-
Notifications
You must be signed in to change notification settings - Fork 3.1k
Description
Component(s)
pkg/stanza/fileconsumer
What happened?
Description
When using a copy-truncate log rotation method, the filelog receiver supposedly stops reading new log lines from the active file after a rotation.
This happens intermittently and is not always reproducible. It depends on the precise timing between the rotation operation, file truncation, and the collector’s polling interval.
After rotation, debug logs show entries such as:
Reading lost file path=/var/log/app/app.logBut no new log entries from /var/log/app/app.log appear afterward.

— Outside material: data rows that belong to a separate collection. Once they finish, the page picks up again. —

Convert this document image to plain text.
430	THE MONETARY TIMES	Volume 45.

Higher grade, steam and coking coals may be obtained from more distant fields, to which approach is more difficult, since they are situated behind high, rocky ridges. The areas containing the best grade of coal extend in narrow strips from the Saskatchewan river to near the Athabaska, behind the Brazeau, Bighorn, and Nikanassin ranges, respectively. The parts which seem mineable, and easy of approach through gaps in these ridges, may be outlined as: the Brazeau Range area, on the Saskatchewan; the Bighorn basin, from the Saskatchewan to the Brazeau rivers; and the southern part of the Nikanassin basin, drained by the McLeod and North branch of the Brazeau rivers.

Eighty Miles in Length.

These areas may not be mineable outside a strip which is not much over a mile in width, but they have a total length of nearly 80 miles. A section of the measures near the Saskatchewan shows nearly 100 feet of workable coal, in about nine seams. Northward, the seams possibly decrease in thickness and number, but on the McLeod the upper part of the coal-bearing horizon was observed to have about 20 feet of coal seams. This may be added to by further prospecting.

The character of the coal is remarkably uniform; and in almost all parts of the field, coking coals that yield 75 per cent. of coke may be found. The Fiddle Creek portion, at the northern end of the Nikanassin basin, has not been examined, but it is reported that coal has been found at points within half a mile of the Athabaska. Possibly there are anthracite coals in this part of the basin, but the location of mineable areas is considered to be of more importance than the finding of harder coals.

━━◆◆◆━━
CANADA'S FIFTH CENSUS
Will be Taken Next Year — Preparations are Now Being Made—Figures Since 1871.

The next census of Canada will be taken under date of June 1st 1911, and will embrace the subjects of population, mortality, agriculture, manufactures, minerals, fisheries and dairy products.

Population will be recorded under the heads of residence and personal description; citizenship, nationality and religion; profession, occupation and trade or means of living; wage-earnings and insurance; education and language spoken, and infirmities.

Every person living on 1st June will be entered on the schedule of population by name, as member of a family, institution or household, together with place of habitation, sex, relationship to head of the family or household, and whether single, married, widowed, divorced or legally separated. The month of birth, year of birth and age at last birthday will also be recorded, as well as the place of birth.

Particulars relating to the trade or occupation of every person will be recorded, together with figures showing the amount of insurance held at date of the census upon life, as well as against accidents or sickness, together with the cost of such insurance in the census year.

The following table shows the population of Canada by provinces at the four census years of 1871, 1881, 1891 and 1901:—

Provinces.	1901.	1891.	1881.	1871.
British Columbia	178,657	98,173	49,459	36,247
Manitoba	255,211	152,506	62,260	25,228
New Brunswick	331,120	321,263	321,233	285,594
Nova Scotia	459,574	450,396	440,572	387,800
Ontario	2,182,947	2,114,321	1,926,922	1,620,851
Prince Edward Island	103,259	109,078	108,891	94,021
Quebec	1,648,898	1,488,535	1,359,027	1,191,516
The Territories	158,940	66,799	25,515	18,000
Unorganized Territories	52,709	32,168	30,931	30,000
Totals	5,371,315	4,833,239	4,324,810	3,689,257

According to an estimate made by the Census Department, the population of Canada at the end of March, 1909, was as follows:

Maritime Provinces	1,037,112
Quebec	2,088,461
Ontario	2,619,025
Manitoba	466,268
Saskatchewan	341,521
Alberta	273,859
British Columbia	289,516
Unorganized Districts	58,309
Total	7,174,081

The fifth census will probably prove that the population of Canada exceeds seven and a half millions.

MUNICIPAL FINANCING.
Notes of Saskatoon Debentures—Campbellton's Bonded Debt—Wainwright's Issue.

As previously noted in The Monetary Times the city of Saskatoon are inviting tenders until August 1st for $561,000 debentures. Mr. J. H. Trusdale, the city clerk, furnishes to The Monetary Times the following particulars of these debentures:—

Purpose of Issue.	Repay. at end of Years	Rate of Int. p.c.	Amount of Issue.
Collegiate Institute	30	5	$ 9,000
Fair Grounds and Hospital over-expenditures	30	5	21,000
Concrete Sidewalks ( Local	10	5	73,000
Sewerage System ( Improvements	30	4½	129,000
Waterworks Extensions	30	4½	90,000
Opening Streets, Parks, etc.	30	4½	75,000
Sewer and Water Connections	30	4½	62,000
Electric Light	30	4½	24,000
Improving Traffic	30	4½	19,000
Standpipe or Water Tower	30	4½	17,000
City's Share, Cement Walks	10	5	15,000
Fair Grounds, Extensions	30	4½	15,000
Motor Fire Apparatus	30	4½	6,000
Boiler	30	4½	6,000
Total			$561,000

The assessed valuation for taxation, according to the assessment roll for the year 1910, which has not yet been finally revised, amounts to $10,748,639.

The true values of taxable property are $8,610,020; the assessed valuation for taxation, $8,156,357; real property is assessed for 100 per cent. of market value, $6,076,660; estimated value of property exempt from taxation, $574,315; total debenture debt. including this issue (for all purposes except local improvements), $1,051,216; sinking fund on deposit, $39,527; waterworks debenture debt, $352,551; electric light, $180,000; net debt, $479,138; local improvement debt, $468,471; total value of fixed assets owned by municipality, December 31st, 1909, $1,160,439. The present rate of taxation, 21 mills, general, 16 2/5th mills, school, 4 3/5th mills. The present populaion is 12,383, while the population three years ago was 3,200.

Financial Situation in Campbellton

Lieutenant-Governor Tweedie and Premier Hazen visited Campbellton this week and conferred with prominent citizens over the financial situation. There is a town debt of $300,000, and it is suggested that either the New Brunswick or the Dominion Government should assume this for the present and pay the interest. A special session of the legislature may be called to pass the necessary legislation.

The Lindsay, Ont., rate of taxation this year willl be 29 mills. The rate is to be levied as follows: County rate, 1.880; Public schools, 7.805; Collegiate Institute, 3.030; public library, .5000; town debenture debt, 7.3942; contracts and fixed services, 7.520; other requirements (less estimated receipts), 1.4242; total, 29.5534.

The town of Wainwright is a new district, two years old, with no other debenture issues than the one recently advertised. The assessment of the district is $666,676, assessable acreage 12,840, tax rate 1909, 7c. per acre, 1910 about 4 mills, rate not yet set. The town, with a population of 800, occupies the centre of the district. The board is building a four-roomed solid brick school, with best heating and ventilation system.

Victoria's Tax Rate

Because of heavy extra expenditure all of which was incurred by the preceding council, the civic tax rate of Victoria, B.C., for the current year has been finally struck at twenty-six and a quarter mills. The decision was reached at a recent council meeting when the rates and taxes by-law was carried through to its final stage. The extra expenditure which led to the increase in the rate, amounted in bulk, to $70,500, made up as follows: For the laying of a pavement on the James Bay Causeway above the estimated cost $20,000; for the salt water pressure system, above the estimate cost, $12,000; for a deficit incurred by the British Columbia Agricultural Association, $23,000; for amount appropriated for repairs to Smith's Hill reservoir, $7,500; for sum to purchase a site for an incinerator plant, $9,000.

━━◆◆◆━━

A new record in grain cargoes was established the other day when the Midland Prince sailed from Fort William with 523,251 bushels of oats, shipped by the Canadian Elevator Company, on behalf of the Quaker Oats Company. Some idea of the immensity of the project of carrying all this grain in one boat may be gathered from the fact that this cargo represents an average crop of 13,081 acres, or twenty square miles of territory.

The collector continues polling, but does not seem to reattach to the new file created by logrotate.
Steps to Reproduce
- Configure the receiver to monitor only the base log file:
receivers:
otlpjsonfile:
include: [/var/log/app/app.log]
start_at: beginning
poll_interval: 500ms-
Continuously write log lines to /var/log/app/app.log
-
Use a logrotate configuration file with the
copytruncateoption, for example (/etc/logrotate.d/app):
/var/log/app/app.log {
rotate 5
size 1M
copytruncate
missingok
notifempty
compress
delaycompress
}- Trigger a rotation manually:
logrotate -f /etc/logrotate.d/app- Continue writing logs to
/var/log/app/app.logafter the rotation. - Observe that in some runs, the collector stops collecting new lines from the active log file. In other runs, the collector resumes correctly, depending on timing and poll overlap.
Expected Result
The collector should detect the rotation, complete reading any remaining lines from the old file, and then immediately resume reading from the new /var/log/app/app.log.
New log lines written after the rotation should be collected seamlessly.
Actual Result
Occasionally, after a rotation with copytruncate, the collector supposedly stops collecting new data.
The debug logs show:
Reading lost file path=/var/log/app/app.logBut the collector does not emit new log entries from the file until it is restarted or reconfigured.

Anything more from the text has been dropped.